Our measures show that we have mobilized NIOC’s capacities to make maximum use of local potential under the present circumstances and we will definitely do so. However, one reality should not be ignored. All global estimates indicate that the oil boom period is limited and it would be unacceptable to imagine that we can use oil resources for an unlimited period. There may be disagreements on the year when oil would expire, but the very principle of expiry is agreed upon. Under such conditions, the top priority for the country and NIOC should be to transform the underground wealth into surface wealth. In fact, gone is time when we could maintain oil for future generations. Therefore, we should focus our efforts on speeding up oil extraction and sales to use oil revenue as a generative wealth. For this purpose, we need to adopt courageous and audacious decisions.
Will such alternative wealth be sustainable?
Most world nations are moving in such direction. We should seek how Saudi Arabia, Kuwait or Qatar are using their resources or why oil companies in neighboring countries have changed their names to energy firms. We need to find out how these companies change their missions and approaches. For instance, Qatar Petroleum has become QatarEnergy. Saudi Aramco is also set to step into renewables. In fact, these countries have made forecasts for alternatives to oil in the long-term to contribute to global energy supply. The path is clear, but we need to accept in the first step that the time for using oil resources is limited and there is no time for trial and error in development and exploitation of oil resources. We need to acknowledge that as old as an oil company may be, it had better seek assistance from the private sector in some domains like field development.
How attractive can the Iran market be for foreign investors?

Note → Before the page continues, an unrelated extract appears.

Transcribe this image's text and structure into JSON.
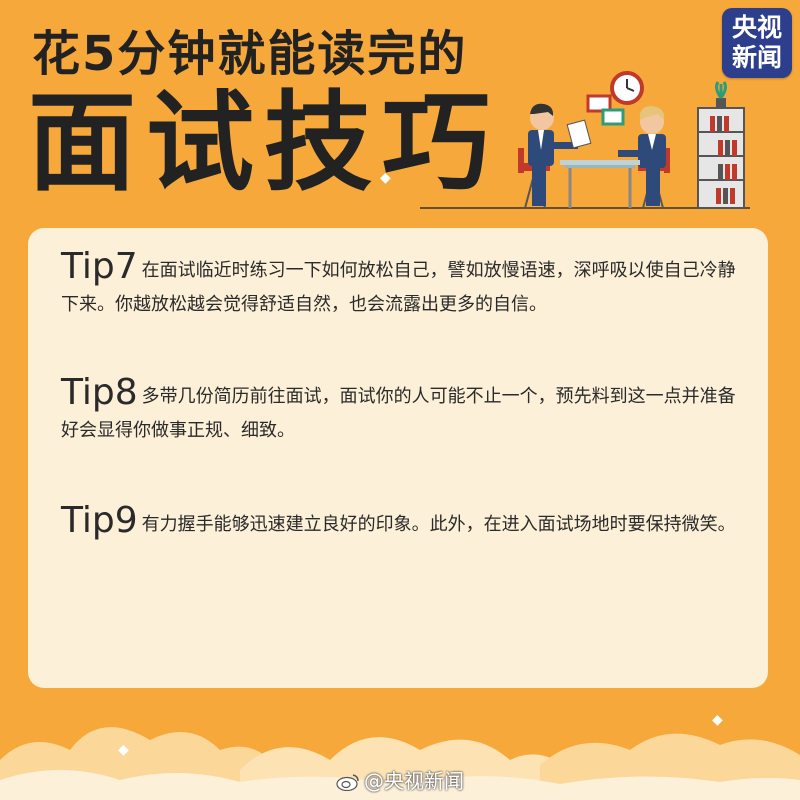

Despite all of its bottlenecks, the Iran market continues to attract foreign investors, particularly because we have created new attractiveness in contracts and projects. However, some new risks need to be removed because we have already shown our foreign partners in buyback deals that we remain committed to our obligations. Therefore, we do not face any tough way to bring foreign investors onboard, but as buyback contracts have shifted from short-term to long-term we need to give assurances for political and security stability.

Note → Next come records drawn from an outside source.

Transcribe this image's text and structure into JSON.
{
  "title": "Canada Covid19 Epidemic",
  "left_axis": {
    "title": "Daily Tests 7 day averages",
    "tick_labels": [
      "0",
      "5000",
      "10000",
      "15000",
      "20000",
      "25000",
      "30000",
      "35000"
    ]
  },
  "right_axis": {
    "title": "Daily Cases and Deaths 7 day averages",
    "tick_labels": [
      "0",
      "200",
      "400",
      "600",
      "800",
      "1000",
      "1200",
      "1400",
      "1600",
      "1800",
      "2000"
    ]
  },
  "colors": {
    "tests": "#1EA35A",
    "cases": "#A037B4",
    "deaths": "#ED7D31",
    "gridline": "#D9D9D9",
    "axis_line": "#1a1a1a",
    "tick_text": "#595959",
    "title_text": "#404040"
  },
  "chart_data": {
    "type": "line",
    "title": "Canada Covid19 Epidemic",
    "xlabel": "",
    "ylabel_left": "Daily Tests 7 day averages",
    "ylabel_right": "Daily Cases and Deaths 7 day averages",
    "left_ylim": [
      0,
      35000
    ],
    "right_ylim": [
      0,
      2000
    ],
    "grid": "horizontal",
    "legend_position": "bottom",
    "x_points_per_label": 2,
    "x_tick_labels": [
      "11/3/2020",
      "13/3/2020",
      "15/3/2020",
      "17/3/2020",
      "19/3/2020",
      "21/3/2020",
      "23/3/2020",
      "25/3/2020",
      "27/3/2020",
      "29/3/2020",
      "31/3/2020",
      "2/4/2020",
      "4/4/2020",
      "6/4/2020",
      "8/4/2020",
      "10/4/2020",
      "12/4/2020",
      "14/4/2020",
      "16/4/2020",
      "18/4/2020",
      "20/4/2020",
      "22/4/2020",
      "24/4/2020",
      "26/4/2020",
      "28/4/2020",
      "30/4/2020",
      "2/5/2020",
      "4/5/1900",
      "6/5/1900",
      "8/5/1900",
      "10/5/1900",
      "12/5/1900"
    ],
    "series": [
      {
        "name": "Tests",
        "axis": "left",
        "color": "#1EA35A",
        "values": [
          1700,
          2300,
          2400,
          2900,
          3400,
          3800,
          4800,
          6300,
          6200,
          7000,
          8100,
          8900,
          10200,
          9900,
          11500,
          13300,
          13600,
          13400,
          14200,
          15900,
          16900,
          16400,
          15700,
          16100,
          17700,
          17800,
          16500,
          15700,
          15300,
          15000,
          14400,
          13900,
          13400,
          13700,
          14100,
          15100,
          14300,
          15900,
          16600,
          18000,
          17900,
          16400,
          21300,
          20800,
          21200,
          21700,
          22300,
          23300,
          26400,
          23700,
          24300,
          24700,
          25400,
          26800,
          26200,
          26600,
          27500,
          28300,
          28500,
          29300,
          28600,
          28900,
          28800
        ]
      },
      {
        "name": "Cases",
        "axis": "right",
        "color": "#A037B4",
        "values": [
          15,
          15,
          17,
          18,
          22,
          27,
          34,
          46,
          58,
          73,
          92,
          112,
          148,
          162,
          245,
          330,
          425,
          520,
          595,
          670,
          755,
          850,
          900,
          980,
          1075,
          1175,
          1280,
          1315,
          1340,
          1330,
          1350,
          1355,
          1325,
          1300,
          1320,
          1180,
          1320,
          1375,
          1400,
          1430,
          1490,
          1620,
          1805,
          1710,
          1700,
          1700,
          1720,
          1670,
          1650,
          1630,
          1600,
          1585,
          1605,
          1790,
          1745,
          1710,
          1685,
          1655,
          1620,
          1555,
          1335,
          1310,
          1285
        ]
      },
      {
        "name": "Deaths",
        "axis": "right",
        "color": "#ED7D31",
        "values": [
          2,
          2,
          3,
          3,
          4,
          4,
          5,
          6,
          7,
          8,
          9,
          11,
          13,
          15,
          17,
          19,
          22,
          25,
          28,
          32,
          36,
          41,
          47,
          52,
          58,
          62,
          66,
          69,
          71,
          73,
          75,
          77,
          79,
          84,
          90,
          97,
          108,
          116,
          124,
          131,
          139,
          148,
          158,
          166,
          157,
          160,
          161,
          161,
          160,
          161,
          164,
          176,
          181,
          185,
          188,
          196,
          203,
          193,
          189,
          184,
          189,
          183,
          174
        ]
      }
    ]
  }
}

Should sanctions be lifted and economic overture occur, what would be the challenge to the petroleum industry and, if any, what would be the solution?
Under the present circumstances, in addition to the necessity of removing sanctions and injecting new resources, we need to make serious modifications into the governance and management system. We ought to guarantee support to managers who assume responsibilities in a bid to spare them any risk in decision-making. Therefore, in my view, removal of sanctions and giving assurances to managers would enable them to make decisions in favor of national interests. That would not mean giving freedom of action to managers for abuse of authority, rather than that we want them to make the best decision at sensitive junctures in favor of the country. The petroleum industry faces an expiry date. Part of this industry pertains to valuable underground resources and another part is associated with its marketing and monetizing. This wealth could not be renewed. In some cases, much more restrictive than external sanctions are internal bureaucracy and unsettling conditions.